Les réactions à la communication du gouvernement vendredi ont été rares. La décision est accueillie différemment selon les bords, mais tous admettent qu’il faut mieux se préparer à ce qui nous attend.

20min/Simon Glauser

À l’habituelle avalanche de communiqués de presse des partis politiques qui prennent position après chaque décision attendue du Conseil fédéral s’est subsitué un grand silence, vendredi après-midi. Muet depuis près de deux semaines, le Conseil fédéral a fait acte de présence vendredi dans une séance téléphonique à l’issue de laquelle il a décidé de ne pas bouger, tout en rappelant que le «prochain paquet de mesures est prêt».

«On vous avait prévenus»

Seul Le Centre a publié un petit message sur Twitter. «En raison des nouveaux nombres encore élevés et de l’aggravation de la situation avec des décisions de triage difficiles dans les hôpitaux, le Conseil fédéral fait bien de rester vigilant et de préparer des mesures supplémentaires», salue le parti, qui appelle en outre à prévoir des mesures supplémentaires dans les écoles en vue de la rentrée.

Le président des Verts Balthasar Glättli a été l’un des seuls à se mouiller et à se montrer plus critique: «Le Conseil fédéral préfère à nouveau attendre et laisser passer du temps: une stratégie dangereuse. La situation d’aujourd’hui était prévisible, une fois de plus. Les scientifiques nous en avaient avertis depuis des semaines. Nous en sommes là parce que le Conseil fédéral et les gouvernements cantonaux ont refusé d’assumer leurs responsabilités», blâme-t-il.

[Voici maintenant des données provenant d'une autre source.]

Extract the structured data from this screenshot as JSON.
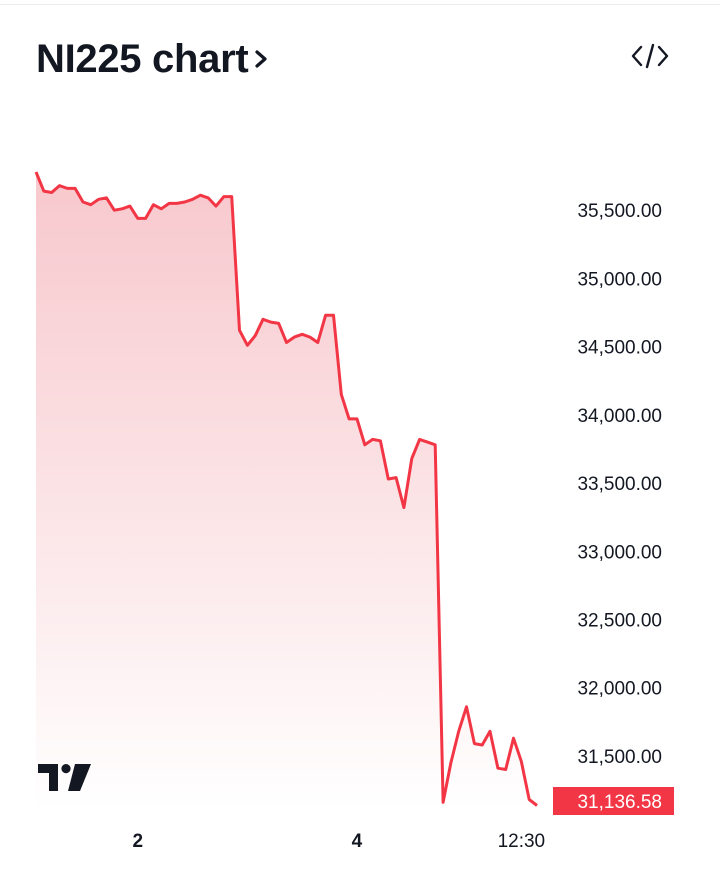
{
  "header": {
    "title": "NI225 chart",
    "chevron_icon": "chevron-right-icon",
    "embed_icon": "code-icon"
  },
  "logo": {
    "text": "TradingView",
    "icon": "tradingview-logo"
  },
  "colors": {
    "line": "#f23645",
    "fill_top": "#f7c5ca",
    "fill_bottom": "#ffffff",
    "last_price_bg": "#f23645",
    "text": "#131722"
  },
  "chart_data": {
    "type": "area",
    "y_ticks": [
      {
        "value": 35500,
        "label": "35,500.00"
      },
      {
        "value": 35000,
        "label": "35,000.00"
      },
      {
        "value": 34500,
        "label": "34,500.00"
      },
      {
        "value": 34000,
        "label": "34,000.00"
      },
      {
        "value": 33500,
        "label": "33,500.00"
      },
      {
        "value": 33000,
        "label": "33,000.00"
      },
      {
        "value": 32500,
        "label": "32,500.00"
      },
      {
        "value": 32000,
        "label": "32,000.00"
      },
      {
        "value": 31500,
        "label": "31,500.00"
      }
    ],
    "x_ticks": [
      {
        "value": 13,
        "label": "2",
        "bold": true
      },
      {
        "value": 41,
        "label": "4",
        "bold": true
      },
      {
        "value": 62,
        "label": "12:30",
        "bold": false
      }
    ],
    "last_value": {
      "value": 31136.58,
      "label": "31,136.58"
    },
    "ylim": [
      31100,
      35830
    ],
    "xlim": [
      0,
      69
    ],
    "grid": false,
    "values": [
      35780,
      35640,
      35630,
      35680,
      35660,
      35660,
      35560,
      35540,
      35580,
      35590,
      35500,
      35510,
      35530,
      35440,
      35440,
      35540,
      35510,
      35550,
      35550,
      35560,
      35580,
      35610,
      35590,
      35530,
      35600,
      35600,
      34620,
      34510,
      34580,
      34700,
      34680,
      34670,
      34530,
      34570,
      34590,
      34570,
      34530,
      34730,
      34730,
      34150,
      33970,
      33970,
      33780,
      33820,
      33810,
      33530,
      33540,
      33320,
      33680,
      33820,
      33800,
      33780,
      31160,
      31450,
      31680,
      31860,
      31590,
      31580,
      31680,
      31410,
      31400,
      31630,
      31460,
      31180,
      31136.58
    ]
  }
}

Responsable et prioritaire

Le nouveau président du PLR Thierry Burkhardt, lui, s’est exprimé dans «Blick». En accord avec le Conseil fédéral, il affirme que «nous devons prendre une décision basée sur des faits, car pour l’instant nous ne savons pas encore si le variant Omicron entraînera un besoin important de places aux soins intensifs».

Or selon lui, le Parlement pourrait déjà s’atteler à une tâche: permettre, en cas de dégradation dans les hôpitaux qui nécessiterait de trier les patients, de donner la priorité à ceux qui sont vaccinés. Un changement de loi serait nécessaire. Il se dit en faveur d’une disposition qui dirait que passé un certain délai sans avoir répondu à l’appel à la vaccination, une personne renoncerait par là à la priorité d’entrée aux soins intensifs.